Parasomnia

James Ross II’s Parasomnia is real scary stuff. Real scary. Sure, it’s culling from every popular horror trend over the past decade—a bit of Insidious, a touch of Get Out—and while it may not be wholly original, Ross II’s debut feature is as effective an homage as any. This is springboard horror at its finest, and I’m willing to bet we’ll see Ross II helming some big commercial IP in the next several years. That’s how it goes with talented debuts, right?

After a gory cold open, Riley (Jasmine Matthews) is startled in the shower. Is it a ghost? An intruder? Luckily not. Instead, it’s just her friends surprising her with a birthday party. Fun.
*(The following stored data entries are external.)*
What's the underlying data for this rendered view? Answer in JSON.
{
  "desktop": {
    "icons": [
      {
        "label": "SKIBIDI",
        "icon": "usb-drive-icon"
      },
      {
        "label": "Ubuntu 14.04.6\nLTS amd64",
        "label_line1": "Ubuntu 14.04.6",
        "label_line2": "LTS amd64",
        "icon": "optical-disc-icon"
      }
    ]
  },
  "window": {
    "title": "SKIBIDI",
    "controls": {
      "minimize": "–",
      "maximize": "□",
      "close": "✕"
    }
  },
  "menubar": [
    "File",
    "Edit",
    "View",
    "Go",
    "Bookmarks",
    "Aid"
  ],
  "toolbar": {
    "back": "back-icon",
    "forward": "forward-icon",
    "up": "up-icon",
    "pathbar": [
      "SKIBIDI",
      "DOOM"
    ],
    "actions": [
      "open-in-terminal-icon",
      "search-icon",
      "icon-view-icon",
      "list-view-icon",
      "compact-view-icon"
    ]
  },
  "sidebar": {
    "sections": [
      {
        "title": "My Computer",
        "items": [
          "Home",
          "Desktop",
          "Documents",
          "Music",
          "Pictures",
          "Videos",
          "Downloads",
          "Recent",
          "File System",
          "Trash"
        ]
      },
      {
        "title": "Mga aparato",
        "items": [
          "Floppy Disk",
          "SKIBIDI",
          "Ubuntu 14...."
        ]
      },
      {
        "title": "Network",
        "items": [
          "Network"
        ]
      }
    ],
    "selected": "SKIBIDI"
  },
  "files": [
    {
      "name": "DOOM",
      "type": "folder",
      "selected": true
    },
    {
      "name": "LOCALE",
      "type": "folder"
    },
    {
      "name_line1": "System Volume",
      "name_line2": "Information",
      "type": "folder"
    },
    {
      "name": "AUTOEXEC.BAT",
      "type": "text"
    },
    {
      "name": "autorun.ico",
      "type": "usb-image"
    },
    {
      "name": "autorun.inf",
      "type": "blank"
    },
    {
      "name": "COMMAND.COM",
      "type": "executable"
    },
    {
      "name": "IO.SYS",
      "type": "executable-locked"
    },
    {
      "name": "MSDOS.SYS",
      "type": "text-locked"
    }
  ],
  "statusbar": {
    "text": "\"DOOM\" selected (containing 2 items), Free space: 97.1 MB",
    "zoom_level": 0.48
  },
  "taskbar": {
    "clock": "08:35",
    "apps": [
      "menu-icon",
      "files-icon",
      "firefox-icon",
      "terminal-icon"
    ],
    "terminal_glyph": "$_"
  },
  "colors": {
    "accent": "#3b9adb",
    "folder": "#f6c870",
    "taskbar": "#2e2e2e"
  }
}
Only, the fun quickly evaporates. Riley lives pursuant to a very strict coda. She doesn’t drink, doesn’t have fun, and absolutely won’t, under any circumstances, disrupt her circadian rhythm. Literally. She declines a drink using that rationale.

It’s an odd party, complete with lots of sleep talk and tricks to immediately pass out, and I chuckled at the technique, something my friends and I (unwisely) tried often in middle school. It’s not safe, but Parasomnia’s cast is fine. They go to sleep under strict orders to zonk before Riley does, and to subsequently wake her up if anything happens. Well, that doesn’t happen, and a rich world of lore unravels featuring demonic entities and hellish, found-footage mazes that threaten Riley and everyone close to her.

At its best, Parasomnia plays out like any number of first-person horror games on Steam. I mean that as a compliment. There’s limited perspective, grainy visuals, and quick cuts to something demonic lurking in the background, drawing ever closer. It’s a hoot, Amnesia or PT as cinema, and James Ross II flexes considerable filmmaking muscles in not only making it work, but matching it with the more conventional filmic beats that frame the night terrors.

As is often the case with paranormal horror, the more effort made to explain what’s happening, the more the efficacy of the scares wear off. Parasomnia borrows quite liberally from Insidious, but it doesn’t have Lin Shaye. What it does have is an exhaustive, five-minute exposition dump outlining every arbitrary rule and restriction related to what’s been haunting Riley. Scary faces are more frightening when an audience doesn’t know what they are, and the more Parasomnia fills in the gaps, the less its upcoming scares land.

Luckily, co-stars RJ Brown, Sally Steward, and Stephen Barrington are so natural, so engaging, the keep the growing lunacy grounded and effective. There’s metal lingo, “tears of sorrow,” and enough wild paranormal lore to carry Parasomnia through to the only ending it could possibly have. So, no, it’s not original in the slightest, and it stumbles into familiar pitfalls, but there’s so much talent so astutely deployed, it really doesn’t matter all that much. Everyone is entitled to one good scare, and this Brooklyn Horror Film Festival debut luckily has several. And when James Ross II inevitably helms an Insidious sequel of his own, you’ll all know I called it here first.

Summary

Wild paranormal lore and serious scares render Parasomnia a real winner.